Thursday, May 29, 2008



Climate change: the downward path

If the government's planned Emissions Trading Scheme goes ahead, then in 2013 we will have an all sectors, all gases system, with a domestic emissions cap somewhat lower than projected emissions. While the agricultural sector will enjoy generous free allowances insulating it from bearing the full costs of its polluting behaviour, it will at least be included, and there will be some pressure to reduce emissions and seek greater efficiencies at the margins. So what happens after that?

Simple: we progressively reduce the cap. Both National and Labour have at least nominally committed to long-term emissions reductions (though National has set its target so far in the future that it looks like another excuse to do nothing at the moment), and reducing the cap is the best way of producing them. A diminishing supply of permits will force polluters to either reduce emissions, or to buy credits from overseas to cover their excess. Provided overseas reductions are robust, it doesn't matter which they do - a ton of carbon is a ton of carbon, and it doesn't matter much where its not coming from.

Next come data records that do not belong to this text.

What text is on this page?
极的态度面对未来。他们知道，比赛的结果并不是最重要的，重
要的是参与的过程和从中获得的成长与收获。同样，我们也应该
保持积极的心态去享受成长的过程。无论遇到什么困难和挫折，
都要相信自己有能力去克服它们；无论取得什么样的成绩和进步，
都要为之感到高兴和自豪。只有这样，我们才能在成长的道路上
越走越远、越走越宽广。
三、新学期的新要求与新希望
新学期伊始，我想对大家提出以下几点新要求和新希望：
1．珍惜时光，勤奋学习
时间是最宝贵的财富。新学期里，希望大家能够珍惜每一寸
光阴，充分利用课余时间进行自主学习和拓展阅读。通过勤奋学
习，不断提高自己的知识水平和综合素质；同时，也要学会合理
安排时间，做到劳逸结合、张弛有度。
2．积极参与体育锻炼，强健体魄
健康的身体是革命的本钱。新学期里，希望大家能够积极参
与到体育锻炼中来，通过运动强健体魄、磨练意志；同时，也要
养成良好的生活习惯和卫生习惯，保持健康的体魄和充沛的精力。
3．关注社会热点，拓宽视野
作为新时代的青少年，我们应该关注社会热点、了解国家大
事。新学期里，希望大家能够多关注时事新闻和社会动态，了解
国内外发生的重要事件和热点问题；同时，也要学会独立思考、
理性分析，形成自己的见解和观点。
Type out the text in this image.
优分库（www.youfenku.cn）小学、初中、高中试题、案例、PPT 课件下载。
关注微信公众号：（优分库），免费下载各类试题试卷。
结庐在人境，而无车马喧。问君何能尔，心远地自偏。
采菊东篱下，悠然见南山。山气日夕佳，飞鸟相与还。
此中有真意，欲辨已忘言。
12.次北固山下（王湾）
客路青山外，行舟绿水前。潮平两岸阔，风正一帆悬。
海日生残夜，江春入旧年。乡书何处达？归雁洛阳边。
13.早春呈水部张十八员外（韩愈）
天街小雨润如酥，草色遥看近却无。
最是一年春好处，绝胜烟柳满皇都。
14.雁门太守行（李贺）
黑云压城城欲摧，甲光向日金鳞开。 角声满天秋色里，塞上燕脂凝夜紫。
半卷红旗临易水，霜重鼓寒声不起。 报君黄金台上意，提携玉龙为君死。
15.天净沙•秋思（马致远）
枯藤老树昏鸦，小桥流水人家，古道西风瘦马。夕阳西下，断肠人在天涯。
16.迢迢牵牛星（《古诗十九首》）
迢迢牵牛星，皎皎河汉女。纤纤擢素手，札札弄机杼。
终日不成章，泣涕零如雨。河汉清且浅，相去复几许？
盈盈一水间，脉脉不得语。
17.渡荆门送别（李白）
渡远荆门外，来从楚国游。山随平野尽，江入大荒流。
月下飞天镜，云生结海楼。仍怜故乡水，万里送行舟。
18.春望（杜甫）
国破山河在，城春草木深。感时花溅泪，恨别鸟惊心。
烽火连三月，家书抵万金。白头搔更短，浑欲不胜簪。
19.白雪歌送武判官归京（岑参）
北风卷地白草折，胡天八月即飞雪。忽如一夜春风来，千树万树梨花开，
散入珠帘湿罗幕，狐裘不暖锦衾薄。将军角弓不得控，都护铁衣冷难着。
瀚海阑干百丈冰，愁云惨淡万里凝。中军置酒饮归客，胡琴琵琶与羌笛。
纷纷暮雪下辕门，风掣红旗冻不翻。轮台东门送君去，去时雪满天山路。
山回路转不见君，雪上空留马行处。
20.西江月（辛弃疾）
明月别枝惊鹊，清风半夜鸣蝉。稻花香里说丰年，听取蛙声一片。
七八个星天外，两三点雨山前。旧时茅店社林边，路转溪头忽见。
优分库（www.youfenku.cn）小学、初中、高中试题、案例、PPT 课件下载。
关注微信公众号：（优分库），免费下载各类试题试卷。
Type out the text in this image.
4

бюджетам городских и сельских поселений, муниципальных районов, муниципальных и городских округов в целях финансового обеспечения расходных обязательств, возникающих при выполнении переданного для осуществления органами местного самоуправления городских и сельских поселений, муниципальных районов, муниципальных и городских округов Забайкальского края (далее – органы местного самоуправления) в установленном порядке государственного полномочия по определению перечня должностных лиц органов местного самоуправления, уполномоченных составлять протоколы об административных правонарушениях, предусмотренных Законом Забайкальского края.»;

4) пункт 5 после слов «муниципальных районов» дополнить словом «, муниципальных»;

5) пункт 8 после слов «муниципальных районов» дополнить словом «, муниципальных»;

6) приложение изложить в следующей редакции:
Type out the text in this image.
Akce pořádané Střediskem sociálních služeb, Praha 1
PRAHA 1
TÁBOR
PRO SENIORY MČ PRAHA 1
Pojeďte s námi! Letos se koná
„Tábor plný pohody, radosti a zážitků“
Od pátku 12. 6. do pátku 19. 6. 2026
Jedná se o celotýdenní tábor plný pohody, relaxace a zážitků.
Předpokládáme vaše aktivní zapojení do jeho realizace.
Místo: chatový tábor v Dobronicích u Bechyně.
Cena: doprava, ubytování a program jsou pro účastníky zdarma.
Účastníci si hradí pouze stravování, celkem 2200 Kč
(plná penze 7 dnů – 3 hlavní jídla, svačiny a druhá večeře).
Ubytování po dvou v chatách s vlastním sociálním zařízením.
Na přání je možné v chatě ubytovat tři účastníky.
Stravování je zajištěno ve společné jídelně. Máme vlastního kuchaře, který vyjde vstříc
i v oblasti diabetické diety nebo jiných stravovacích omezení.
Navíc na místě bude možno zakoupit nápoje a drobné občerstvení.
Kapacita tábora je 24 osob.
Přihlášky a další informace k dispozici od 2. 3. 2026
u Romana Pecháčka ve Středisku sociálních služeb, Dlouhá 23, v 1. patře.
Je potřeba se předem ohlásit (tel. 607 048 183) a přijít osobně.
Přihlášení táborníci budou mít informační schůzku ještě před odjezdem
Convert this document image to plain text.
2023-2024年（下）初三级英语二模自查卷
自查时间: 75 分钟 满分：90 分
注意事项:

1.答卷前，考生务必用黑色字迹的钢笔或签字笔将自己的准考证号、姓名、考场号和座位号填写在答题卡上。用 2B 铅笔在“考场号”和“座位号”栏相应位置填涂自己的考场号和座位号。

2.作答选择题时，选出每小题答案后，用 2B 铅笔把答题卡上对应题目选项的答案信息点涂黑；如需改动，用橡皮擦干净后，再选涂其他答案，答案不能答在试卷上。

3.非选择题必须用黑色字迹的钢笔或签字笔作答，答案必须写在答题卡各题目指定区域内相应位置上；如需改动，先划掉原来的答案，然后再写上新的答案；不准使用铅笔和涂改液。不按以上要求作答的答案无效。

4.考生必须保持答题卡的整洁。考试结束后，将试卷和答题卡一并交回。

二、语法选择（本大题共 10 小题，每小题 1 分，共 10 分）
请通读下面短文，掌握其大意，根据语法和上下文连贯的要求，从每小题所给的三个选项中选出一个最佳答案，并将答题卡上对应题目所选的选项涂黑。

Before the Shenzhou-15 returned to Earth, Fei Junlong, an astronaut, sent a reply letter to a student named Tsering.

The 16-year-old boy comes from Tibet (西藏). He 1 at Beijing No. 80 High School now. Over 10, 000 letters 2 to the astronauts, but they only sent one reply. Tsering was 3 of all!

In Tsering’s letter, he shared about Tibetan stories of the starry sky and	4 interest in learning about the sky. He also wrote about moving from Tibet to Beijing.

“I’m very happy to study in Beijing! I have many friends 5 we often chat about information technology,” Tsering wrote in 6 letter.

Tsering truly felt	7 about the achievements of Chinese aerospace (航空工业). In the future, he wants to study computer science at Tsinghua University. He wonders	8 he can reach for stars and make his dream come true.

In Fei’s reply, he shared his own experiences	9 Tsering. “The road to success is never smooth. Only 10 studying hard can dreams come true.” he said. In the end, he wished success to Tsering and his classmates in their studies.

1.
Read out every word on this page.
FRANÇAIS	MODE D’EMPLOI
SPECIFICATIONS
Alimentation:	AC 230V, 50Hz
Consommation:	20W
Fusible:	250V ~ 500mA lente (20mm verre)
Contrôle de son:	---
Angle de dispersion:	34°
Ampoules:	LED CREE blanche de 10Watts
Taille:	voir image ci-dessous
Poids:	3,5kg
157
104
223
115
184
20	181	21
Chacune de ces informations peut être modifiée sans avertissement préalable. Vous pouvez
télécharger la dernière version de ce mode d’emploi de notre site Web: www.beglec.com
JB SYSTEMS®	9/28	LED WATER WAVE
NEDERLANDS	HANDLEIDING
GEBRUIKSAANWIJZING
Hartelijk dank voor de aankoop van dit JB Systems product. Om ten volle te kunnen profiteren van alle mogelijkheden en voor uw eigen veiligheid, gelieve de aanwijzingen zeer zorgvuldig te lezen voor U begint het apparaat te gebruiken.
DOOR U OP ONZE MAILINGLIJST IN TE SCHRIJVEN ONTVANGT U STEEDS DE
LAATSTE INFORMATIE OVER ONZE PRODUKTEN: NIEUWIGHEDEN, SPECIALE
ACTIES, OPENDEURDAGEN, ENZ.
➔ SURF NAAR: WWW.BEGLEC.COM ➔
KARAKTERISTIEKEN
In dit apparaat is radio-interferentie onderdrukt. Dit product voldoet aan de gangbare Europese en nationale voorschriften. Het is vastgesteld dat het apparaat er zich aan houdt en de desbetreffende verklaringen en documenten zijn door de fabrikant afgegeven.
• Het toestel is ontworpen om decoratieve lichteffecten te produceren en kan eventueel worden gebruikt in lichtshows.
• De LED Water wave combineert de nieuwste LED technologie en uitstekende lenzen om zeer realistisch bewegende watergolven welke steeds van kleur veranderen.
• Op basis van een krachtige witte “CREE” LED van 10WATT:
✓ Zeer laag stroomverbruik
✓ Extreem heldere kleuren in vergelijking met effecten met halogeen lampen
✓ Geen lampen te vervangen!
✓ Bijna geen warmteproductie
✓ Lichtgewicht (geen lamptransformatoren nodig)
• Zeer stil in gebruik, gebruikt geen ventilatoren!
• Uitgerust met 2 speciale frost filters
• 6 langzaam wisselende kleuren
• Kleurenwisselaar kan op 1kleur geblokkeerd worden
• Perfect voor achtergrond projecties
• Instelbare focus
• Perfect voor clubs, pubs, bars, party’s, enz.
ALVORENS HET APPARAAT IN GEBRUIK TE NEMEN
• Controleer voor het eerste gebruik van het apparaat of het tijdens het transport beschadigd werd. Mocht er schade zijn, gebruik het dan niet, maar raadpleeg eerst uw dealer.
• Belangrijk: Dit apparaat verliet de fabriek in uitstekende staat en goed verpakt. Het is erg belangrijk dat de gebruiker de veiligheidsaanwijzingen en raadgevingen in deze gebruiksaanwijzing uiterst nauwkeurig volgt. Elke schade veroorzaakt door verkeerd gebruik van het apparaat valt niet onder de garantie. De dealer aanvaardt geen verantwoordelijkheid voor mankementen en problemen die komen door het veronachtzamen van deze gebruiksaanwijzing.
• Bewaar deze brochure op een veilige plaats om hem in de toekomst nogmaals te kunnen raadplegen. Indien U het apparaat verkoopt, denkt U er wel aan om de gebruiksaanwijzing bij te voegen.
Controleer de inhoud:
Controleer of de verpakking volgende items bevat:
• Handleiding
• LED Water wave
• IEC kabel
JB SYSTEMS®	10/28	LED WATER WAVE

How steep a path we take depends in part on whether there is an international agreement setting tough targets to drive emissions reductions. But we can get some idea from the party's commitments. National, for example, has committed to reducing net carbon-equivalent emissions to 50% of 1990 levels by 2050. Net 1990 emissions were 40 MTCO2-e, so this equates to a 2050 cap of 20 MTCO2-e. If the 2013 cap is 65 MTCO2-e, then this means lowering the cap by ~1.2 MTCO2-e per year, or 6 MTCO2-e per five-year period.

Labour's downward path is more difficult to determine. They've committed to a carbon-neutral electricity sector by 2025, carbon-neutral stationary energy by 2030, and carbon-neutral transport by 2040. What this means in practice is simply not allocating any credits to cover their emissions, forcing them to buy offsets from forestry or overseas, but the net result is that by 2040 the government will only be allocating credits for agriculture and industrial emissions. Unfortunately, there's no clue as to how much they will allocate, but given the level of agricultural emissions (37.5 MTCO2-e in 2005), if that is all Labour plans to do, their path is almost certain to be higher than National's (another way of looking at it is to look at the amount required to be offset in each of the start years: this suggests Labour would lower the cap by 24 MTCO2-e by 2040, or a mere 0.9 MTCO2-e per year).

But what if we want to go deeper? The good news is that we have a fair amount of flexibility here, and by spreading reductions out gradually we are less likely to see shocks. So for example if we wanted to reduce 2050 emissions to 25% of net 1990 emissions (or about 10 MTCO2-e), we would only have to lower the cap by 1.5 MTCO2-e a year instead of 1.2. That's not a big difference annually, but it will make all the difference in the world at the end-point.

In the long-term, setting a downward path for emissions isn't that difficult. The difficult bit seems to be taking the first steps.